FİNANSAL PİYASALARA BAKIŞ 216

Borsa haftaya yükselişle başladı…
Açılışta BIST 100 endeksi, önceki kapanışa göre 66,18 puan artışla ve yüzde 0,82 değer kazanarak 8.105,36 puana çıktı. Bankacılık endeksi yüzde 0,57, holding endeksi yüzde 0,46 artış kaydetti. Sektör endeksleri arasında en çok kazandıran yüzde 2,53 ile taş, toprak, tek kaybettiren ise yüzde 0,11 ile menkul kıymet yatırım ortaklığı oldu. Cuma günü, alış ağırlıklı bir seyir izleyen BIST 100 endeksi, günü yüzde 0,48 değer kazancıyla 8.039,18 puandan tamamladı. Analistler, küresel pay piyasalarında, ABD Merkez Bankası’nın (Fed) yılın geri kalanında bir faiz artışına daha gidebileceğine ilişkin endişelerin artmasıyla karışık bir seyir izlendiğini ifade ederek, bu hafta yoğun veri gündeminin yatırımcıların odağına yerleştiğini kaydetti. Fed’in projeksiyonu ve Banka yetkililerinin “şahin” tonlu yönlendirmeleriyle faizlerin beklenenden daha uzun süre yüksek seviyelerde kalacağına ilişkin endişelerin arttığını aktaran analistler, piyasalardaki duyarlılığın hala kırılgan olduğunu söyledi.
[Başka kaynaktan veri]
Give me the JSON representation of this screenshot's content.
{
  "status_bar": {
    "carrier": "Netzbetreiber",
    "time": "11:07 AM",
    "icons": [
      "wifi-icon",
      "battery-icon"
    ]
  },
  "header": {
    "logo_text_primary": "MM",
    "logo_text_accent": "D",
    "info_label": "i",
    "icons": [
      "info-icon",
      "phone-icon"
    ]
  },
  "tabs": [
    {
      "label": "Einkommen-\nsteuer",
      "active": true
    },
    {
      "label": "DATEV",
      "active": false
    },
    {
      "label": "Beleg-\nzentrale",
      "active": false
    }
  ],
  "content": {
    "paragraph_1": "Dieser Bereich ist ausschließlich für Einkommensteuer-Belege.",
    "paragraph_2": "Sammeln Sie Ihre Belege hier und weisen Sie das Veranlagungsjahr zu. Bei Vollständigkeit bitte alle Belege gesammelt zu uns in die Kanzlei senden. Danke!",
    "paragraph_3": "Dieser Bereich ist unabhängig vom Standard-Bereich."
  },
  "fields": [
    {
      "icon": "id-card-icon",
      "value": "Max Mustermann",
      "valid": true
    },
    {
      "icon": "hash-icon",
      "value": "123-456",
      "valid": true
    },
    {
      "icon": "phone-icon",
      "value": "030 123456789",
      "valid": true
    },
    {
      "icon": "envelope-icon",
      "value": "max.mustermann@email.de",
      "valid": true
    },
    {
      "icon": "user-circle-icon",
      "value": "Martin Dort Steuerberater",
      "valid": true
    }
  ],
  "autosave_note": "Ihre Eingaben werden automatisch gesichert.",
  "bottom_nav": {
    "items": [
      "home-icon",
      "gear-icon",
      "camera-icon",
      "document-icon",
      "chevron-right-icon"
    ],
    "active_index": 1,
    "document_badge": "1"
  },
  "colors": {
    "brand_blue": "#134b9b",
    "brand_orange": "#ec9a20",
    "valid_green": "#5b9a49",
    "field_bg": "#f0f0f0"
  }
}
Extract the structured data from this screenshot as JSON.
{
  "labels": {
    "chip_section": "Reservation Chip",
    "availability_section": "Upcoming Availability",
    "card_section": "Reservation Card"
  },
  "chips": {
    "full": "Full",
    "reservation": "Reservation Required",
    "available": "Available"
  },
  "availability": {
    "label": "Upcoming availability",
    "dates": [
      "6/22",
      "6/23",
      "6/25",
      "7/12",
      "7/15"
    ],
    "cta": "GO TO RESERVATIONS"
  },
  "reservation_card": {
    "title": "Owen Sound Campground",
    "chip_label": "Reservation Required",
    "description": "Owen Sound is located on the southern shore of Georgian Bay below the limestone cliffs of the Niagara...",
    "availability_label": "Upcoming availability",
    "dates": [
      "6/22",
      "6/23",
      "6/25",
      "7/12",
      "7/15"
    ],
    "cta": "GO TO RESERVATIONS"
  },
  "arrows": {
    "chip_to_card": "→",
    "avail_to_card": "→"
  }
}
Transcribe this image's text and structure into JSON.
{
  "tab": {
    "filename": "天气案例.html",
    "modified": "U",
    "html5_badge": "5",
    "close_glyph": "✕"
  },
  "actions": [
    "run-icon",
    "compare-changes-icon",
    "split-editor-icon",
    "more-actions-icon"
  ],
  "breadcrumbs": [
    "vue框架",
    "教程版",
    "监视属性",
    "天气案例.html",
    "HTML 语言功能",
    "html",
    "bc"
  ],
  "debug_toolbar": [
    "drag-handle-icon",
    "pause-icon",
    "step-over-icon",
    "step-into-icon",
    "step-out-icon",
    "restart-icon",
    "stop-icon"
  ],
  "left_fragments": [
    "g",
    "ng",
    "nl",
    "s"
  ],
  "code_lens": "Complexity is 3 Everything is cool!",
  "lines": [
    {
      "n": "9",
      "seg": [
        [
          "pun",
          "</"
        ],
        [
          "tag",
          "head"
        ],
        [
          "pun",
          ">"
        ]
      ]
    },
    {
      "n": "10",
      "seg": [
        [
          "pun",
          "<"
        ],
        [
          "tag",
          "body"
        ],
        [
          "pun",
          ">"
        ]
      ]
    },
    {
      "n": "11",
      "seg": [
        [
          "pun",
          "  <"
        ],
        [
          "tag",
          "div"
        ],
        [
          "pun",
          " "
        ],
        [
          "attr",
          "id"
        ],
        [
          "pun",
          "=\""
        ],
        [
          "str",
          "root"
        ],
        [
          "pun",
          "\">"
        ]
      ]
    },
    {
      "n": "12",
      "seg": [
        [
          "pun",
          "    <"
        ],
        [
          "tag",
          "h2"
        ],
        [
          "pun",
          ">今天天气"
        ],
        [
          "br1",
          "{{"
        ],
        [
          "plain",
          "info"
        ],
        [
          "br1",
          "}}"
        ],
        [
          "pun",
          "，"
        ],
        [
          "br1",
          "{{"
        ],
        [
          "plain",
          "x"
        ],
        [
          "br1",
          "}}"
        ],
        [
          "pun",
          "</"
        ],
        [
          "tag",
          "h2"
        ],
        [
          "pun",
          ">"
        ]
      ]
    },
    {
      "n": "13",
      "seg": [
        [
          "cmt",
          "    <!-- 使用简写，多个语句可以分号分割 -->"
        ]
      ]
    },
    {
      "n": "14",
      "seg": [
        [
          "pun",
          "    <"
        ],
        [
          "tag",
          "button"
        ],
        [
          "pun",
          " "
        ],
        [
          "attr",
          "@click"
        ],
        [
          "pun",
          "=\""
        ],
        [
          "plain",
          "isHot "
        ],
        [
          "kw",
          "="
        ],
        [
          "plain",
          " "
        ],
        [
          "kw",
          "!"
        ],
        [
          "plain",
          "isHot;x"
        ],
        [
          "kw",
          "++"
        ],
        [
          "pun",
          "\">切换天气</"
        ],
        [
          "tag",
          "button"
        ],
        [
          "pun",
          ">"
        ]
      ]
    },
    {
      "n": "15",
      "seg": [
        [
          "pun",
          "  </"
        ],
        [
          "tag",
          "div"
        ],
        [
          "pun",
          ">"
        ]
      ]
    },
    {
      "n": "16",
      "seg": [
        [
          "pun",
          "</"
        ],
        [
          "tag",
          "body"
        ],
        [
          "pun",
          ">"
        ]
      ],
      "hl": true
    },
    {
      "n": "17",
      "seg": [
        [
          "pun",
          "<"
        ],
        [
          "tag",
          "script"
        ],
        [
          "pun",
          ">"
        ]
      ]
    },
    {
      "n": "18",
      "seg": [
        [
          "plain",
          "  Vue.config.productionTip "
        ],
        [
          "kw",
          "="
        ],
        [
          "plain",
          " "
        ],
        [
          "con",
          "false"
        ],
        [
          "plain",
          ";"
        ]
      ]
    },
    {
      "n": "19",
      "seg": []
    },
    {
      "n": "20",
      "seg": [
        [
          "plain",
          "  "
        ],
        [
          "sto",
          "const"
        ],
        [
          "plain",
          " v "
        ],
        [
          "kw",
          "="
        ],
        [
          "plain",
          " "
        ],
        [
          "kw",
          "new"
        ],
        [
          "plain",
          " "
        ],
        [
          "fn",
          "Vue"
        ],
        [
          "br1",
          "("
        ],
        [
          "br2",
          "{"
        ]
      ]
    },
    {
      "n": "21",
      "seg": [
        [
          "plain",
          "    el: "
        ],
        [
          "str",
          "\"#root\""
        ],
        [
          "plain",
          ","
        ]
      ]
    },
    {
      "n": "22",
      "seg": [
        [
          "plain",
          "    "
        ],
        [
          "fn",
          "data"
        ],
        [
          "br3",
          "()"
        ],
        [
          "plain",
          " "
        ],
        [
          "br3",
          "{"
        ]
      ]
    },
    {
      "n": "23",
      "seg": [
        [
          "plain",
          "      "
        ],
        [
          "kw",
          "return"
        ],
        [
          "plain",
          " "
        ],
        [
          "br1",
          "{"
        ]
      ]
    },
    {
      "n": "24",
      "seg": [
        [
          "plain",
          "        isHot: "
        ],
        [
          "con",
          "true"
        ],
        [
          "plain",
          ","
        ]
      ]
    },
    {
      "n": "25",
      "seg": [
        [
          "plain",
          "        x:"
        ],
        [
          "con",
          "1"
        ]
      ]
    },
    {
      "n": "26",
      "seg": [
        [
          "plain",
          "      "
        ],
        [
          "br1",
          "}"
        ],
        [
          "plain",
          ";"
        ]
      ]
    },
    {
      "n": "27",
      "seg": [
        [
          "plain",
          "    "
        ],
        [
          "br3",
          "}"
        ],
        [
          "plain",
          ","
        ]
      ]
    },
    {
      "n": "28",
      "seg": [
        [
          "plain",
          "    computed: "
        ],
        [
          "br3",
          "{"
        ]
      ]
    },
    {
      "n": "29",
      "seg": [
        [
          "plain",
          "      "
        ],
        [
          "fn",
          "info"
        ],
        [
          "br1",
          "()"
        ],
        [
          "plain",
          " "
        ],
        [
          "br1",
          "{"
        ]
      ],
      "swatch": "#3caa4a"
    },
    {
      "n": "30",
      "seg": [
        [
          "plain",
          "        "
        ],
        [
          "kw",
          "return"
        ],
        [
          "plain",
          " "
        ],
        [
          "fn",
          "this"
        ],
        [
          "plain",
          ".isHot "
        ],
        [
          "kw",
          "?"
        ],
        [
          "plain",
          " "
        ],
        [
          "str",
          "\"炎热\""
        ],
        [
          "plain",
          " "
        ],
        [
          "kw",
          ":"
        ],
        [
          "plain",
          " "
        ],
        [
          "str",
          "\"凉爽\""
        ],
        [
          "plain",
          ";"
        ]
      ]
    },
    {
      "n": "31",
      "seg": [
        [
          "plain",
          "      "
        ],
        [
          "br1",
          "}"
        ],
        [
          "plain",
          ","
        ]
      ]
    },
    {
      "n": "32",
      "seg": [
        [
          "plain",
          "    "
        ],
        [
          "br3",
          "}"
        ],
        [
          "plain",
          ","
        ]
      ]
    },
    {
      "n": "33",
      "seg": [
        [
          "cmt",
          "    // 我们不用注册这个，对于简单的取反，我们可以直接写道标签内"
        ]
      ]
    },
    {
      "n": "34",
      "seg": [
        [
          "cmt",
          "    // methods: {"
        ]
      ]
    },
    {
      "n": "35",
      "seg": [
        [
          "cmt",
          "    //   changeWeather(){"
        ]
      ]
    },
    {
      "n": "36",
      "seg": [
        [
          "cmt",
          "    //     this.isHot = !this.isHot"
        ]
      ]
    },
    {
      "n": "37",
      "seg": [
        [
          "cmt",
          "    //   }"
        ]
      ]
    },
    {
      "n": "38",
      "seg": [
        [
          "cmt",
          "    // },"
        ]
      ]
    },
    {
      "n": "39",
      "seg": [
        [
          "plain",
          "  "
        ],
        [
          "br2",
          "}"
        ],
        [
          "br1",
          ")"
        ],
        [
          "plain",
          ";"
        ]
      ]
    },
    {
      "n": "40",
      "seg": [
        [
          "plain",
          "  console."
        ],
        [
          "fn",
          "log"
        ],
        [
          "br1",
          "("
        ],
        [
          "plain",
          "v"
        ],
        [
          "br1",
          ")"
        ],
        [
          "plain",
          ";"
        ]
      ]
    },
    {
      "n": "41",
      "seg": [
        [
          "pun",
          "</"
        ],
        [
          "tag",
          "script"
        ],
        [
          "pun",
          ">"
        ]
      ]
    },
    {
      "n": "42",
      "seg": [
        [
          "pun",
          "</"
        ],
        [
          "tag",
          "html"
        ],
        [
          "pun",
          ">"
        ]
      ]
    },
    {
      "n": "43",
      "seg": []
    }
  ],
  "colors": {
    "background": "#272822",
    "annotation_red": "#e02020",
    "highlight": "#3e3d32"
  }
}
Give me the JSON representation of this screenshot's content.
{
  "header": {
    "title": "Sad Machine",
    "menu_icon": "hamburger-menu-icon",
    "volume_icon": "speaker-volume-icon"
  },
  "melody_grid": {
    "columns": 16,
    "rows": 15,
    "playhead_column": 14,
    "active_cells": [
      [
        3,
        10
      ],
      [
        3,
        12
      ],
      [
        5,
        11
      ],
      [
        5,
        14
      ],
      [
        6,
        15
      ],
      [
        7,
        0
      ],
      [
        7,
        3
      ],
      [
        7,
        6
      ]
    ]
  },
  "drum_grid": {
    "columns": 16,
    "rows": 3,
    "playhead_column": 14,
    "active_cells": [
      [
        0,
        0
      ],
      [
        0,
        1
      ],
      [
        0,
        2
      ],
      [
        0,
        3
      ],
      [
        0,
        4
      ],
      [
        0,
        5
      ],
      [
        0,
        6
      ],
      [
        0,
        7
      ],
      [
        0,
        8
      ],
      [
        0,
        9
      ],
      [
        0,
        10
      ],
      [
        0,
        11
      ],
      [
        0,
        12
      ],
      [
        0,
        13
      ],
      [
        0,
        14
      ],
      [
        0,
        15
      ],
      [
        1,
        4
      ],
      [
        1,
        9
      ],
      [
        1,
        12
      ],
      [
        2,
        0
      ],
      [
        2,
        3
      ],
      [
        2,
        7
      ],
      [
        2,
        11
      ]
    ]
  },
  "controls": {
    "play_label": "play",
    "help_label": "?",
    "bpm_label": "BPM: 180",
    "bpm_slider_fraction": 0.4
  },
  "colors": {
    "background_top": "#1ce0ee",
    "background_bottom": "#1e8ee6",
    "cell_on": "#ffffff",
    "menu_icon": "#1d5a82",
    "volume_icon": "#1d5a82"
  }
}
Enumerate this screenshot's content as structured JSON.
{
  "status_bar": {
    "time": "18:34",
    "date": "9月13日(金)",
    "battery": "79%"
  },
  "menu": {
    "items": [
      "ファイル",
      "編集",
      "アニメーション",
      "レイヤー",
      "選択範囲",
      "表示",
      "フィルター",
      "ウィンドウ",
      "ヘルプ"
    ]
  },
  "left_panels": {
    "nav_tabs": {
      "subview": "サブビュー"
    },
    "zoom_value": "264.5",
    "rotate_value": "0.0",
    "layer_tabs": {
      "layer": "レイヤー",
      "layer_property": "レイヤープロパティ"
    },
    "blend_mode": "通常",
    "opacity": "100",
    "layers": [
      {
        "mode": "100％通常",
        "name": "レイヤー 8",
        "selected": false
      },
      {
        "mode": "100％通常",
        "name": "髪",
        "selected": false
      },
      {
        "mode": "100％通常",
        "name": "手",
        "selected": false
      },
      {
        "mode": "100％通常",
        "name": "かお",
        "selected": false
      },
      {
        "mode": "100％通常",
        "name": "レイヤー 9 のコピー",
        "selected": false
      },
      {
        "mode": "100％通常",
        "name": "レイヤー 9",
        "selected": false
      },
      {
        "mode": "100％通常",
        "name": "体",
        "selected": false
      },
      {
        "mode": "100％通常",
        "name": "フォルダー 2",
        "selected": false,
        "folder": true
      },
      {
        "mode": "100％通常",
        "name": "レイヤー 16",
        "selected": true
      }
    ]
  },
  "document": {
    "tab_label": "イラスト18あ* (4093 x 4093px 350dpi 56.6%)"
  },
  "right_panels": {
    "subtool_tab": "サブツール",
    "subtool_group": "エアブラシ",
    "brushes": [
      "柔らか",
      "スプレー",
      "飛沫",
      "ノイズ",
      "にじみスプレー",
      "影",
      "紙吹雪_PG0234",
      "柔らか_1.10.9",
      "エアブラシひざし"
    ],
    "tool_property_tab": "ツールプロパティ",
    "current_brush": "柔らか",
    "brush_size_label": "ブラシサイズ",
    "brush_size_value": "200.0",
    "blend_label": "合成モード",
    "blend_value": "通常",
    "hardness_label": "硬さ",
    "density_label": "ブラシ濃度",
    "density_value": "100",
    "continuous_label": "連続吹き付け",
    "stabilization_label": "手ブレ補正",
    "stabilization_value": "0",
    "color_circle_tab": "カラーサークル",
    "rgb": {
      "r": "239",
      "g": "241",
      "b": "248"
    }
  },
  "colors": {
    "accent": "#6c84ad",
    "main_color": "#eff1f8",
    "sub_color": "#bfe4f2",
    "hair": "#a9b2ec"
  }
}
Öte yandan, Borsa İstanbul’un açılış seansının işleyişi ile ilgili yeni kararlar bugün devreye giriyor. Borsa İstanbul açıklamasına göre, bu kapsamda ilk olarak pay piyasasında, paylarda açılış seansının emir toplama aşamasının son 5 dakikası hariç olmak üzere emir iptali, fiyat kötüleştirme ve miktar azaltımı yapılabilmesine karar verildi. Ayrıca, pay piyasasında açılış seansına dahil olan pay dışındaki sermaye piyasası araçlarında açılış seansının emir toplama aşamasının tümünde emir iptali, fiyat kötüleştirme ve miktar azaltımı yapılabilmesi kararlaştırıldı. Pay piyasasına ilişkin açılış seansı ile ilgili son olarak, Yıldız Pazar’da, Ana Pazar’da ve açılış seansına dahil olan pay dışındaki sermaye piyasası araçlarında açılış seansında piyasa ve piyasadan limite emir türlerinin iletilebilmesine karar verildi. Analistler, bugün yurt içinde kapasite kullanım oranı ve reel kesin güven endeksi, yurt dışında ise Almanya’da Ifo iş dünyası endeksleri ve ABD’de Chicago Fed ulusal aktivite endeksi verilerinin takip edileceğini belirterek, teknik açıdan BIST 100 endeksinde 8.200 ve 8.300 seviyelerinin direnç, 8.000 ve 7.900 puanın destek konumunda olduğunu kaydetti.
Kaynak: aa.com.tr

Emtia piyasası, Fed’in “şahin” açıklamalarının baskısı altında kaldı…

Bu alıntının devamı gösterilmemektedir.